While Teresa was excited to have found a career path, it didn’t come without its share of obstacles – the first of which was being stationed 3,000 miles away from her family in Fort Jackson, South Carolina. A self-described homebody, Teresa had never left California!

Joining the army led to quite a few other firsts: the first time on an airplane, the first time leaving her mom and dad, the first time she had to depend on herself and her own judgment in decision-making. “Being away from my family was the biggest challenge. As a young lady in my 20s, it was a big shock and a big responsibility,” she notes. “I had lived a relatively sheltered life to that point. I had to grow up quick.” This challenge, however, was the foundation of everything she learned in the army: once you start something, you finish it. “Just because the job you take is tough and is not as glamorous as you thought it would be doesn’t give you the right to stop doing it. You must see it through to the end. Anything worth having is worth sacrificing for,” Teresa says. “It is the team effort that shines through.”

Teresa’s diligence paid off as she received the Army Commendation Award for excellence and competency in the SIDPERS administration, a binary, pencil coded method of personnel accountability used in the 70s. “It was number two pencils and filling in bubbles.
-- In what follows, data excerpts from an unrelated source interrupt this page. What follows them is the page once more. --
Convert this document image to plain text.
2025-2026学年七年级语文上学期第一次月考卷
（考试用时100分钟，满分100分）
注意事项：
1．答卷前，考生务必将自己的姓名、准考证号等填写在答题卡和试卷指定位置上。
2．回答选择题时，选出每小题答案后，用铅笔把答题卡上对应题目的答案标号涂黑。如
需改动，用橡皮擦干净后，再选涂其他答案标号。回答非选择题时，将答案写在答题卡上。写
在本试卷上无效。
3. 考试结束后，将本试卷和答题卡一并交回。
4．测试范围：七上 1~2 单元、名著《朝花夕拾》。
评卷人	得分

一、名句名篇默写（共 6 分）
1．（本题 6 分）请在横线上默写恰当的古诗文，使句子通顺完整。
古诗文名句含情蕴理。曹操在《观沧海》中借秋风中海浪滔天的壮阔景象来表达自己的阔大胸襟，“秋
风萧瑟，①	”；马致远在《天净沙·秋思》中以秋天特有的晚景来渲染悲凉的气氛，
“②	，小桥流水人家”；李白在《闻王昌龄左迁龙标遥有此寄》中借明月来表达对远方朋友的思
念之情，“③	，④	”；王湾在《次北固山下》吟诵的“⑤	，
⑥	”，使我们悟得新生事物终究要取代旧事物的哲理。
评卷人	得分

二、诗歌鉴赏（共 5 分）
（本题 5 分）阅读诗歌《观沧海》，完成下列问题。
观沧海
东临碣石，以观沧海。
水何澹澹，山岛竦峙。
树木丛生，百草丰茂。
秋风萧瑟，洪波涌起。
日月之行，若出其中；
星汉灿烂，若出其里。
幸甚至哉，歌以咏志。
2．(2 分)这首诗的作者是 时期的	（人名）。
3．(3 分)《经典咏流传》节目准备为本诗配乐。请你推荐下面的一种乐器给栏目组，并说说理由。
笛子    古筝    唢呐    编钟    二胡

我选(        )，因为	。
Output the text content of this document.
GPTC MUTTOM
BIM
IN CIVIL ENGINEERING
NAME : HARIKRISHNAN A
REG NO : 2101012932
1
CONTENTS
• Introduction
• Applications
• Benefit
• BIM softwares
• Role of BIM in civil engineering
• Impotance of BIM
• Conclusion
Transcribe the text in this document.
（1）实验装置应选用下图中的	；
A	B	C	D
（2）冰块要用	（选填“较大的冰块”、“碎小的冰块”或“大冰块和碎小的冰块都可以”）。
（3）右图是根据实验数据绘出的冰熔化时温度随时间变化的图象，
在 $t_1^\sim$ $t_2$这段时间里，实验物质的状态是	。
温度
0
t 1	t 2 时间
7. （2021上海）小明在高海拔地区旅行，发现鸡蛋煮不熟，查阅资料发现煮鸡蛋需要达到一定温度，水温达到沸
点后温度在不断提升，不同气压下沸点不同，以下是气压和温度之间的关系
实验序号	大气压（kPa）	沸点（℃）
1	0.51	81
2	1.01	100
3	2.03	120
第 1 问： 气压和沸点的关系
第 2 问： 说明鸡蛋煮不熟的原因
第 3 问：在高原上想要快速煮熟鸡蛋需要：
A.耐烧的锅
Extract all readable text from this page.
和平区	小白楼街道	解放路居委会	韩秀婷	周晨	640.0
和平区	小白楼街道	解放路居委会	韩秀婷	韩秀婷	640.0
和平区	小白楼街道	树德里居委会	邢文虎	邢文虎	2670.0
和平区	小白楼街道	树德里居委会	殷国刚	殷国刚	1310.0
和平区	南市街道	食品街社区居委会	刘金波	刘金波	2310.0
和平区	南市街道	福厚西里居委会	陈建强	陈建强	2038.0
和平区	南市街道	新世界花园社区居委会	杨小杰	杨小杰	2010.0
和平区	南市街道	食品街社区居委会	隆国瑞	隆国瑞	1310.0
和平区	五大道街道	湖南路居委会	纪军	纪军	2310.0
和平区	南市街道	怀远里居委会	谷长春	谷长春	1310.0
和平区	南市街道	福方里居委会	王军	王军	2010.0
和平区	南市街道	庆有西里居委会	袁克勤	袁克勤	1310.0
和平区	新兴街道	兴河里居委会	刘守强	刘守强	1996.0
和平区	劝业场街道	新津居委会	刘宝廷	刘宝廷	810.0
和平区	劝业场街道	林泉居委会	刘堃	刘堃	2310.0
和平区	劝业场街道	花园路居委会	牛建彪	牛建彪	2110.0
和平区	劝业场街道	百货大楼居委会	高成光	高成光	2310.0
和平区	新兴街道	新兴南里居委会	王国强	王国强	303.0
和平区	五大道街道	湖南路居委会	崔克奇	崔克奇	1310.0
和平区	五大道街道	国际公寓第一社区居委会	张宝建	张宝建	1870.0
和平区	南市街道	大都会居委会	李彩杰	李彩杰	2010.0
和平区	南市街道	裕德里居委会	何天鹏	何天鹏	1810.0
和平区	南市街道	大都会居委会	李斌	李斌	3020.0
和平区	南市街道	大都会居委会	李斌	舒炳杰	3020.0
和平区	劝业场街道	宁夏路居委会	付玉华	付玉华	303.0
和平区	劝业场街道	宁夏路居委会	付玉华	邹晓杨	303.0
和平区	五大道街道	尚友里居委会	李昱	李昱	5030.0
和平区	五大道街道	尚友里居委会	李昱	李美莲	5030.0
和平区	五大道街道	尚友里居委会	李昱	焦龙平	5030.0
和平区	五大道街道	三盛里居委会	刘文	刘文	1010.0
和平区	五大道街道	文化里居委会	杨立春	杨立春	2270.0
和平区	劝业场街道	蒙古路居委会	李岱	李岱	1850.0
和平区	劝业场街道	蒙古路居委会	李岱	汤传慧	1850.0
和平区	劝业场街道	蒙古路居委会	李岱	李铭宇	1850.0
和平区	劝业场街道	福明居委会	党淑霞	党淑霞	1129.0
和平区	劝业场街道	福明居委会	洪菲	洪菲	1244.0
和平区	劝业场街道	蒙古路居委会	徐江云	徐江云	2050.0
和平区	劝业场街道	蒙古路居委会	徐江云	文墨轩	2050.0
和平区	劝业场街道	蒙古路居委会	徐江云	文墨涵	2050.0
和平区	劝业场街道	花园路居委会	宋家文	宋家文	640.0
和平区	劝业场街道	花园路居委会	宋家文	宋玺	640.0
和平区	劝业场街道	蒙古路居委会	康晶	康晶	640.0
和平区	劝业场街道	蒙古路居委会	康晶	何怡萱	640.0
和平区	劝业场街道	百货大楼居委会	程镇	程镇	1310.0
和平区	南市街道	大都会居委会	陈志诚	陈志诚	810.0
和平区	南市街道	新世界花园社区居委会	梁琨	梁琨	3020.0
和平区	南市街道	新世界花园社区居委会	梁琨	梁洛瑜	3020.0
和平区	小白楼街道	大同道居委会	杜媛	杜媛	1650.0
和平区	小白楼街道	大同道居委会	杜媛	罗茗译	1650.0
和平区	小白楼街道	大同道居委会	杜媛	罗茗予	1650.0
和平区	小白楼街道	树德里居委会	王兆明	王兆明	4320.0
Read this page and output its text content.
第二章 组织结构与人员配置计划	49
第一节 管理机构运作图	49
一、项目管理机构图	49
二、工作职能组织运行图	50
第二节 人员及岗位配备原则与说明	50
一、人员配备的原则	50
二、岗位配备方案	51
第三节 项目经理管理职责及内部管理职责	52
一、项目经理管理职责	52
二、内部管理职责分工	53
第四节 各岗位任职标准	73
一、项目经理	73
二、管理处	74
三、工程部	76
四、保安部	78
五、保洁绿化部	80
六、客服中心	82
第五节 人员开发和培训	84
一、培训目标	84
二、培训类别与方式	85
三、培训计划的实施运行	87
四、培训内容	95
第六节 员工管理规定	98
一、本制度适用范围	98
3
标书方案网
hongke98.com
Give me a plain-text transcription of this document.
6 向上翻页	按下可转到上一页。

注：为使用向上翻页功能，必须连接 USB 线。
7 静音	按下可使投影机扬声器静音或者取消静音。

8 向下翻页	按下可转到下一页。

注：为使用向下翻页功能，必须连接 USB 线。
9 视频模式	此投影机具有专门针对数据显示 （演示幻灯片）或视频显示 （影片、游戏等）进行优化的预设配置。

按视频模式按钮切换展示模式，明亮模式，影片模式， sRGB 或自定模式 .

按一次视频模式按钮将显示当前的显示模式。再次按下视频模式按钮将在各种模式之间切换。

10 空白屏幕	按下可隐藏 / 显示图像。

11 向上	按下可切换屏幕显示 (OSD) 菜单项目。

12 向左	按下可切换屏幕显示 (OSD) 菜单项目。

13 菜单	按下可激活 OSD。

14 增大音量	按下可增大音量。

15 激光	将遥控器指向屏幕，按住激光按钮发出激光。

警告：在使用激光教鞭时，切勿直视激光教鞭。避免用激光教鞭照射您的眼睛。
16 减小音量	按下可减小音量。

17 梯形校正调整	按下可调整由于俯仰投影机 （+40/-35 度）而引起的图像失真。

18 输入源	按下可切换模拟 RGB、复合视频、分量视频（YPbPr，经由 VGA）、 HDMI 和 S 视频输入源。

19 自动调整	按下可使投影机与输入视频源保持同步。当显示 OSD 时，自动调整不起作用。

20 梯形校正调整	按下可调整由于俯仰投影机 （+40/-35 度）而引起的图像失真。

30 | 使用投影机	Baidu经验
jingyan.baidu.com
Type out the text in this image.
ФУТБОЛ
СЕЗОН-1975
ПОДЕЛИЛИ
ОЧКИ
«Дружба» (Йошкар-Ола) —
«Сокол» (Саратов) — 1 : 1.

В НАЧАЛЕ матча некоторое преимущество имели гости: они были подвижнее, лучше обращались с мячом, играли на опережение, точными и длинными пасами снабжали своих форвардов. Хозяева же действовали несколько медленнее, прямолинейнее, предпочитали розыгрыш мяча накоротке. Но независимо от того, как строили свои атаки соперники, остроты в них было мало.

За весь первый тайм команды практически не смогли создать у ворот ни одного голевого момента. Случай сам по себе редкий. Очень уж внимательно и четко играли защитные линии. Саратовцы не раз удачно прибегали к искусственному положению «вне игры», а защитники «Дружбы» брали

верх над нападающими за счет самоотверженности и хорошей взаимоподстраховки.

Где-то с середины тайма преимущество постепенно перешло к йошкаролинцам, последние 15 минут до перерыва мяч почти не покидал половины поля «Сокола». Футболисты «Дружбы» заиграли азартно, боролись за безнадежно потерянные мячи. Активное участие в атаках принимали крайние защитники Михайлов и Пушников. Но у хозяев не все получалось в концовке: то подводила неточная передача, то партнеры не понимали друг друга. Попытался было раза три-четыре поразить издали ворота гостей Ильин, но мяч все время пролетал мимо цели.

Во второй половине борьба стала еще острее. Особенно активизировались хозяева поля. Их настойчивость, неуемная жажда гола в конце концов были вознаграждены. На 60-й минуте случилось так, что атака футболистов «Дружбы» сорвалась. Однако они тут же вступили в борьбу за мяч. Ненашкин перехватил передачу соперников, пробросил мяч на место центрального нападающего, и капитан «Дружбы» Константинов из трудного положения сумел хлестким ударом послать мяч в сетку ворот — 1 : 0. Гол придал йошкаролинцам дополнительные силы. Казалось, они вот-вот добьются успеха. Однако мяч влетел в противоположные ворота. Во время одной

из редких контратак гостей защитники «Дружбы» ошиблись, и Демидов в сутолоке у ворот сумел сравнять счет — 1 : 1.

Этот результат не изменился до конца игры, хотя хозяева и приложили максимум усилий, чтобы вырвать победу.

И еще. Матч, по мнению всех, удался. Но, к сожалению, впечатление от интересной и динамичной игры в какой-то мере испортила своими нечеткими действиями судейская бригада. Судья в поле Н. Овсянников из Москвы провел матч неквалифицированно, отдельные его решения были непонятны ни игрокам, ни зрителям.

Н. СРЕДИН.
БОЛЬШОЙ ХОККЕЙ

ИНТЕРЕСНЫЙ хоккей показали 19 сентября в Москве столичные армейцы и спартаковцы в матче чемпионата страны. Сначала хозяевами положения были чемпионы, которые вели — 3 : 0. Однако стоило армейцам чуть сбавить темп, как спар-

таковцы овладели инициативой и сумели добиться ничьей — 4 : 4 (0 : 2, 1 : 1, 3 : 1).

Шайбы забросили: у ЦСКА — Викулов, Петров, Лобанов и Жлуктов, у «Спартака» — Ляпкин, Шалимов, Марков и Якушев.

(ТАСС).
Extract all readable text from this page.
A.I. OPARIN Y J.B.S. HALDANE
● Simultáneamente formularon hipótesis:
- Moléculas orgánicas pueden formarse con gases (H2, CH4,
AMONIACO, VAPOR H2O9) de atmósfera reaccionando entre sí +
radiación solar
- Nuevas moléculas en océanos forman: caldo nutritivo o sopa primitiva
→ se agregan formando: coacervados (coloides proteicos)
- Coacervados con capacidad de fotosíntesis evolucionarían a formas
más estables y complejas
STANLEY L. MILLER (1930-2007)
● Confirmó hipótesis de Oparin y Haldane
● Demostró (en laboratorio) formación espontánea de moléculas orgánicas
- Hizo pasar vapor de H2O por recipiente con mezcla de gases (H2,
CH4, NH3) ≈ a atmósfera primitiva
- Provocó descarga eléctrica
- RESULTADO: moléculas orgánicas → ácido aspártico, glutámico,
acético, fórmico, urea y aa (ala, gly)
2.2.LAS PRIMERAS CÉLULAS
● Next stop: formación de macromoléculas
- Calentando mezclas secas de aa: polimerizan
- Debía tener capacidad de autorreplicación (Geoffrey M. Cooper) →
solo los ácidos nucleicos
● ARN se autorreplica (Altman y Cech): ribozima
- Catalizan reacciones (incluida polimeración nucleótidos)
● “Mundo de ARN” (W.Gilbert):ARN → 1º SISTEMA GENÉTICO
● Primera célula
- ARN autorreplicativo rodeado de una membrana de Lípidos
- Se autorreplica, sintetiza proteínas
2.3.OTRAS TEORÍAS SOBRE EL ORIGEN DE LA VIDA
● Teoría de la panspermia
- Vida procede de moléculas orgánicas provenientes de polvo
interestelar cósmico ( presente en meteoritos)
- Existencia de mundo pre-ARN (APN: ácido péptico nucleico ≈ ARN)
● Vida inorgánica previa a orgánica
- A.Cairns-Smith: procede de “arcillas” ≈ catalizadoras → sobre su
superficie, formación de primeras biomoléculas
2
Quite a task to undertake,” she says.

The Army also taught Teresa what it takes to get a good job and keep it by continuing to do her very best. “The Army was an excellent training ground,” she says – and notes that it also taught her both that she needed to complete her college education, and apply stamina to see it through.

As a clinical laboratory scientist, Teresa says the biggest similarity between working at USC and being in the Army is, quite simply, the integrity. “It’s all service,” she says. “One service is to the American people, the other is to our patients.”

Teresa takes great pride in that integrity, and USC takes great pride in Teresa!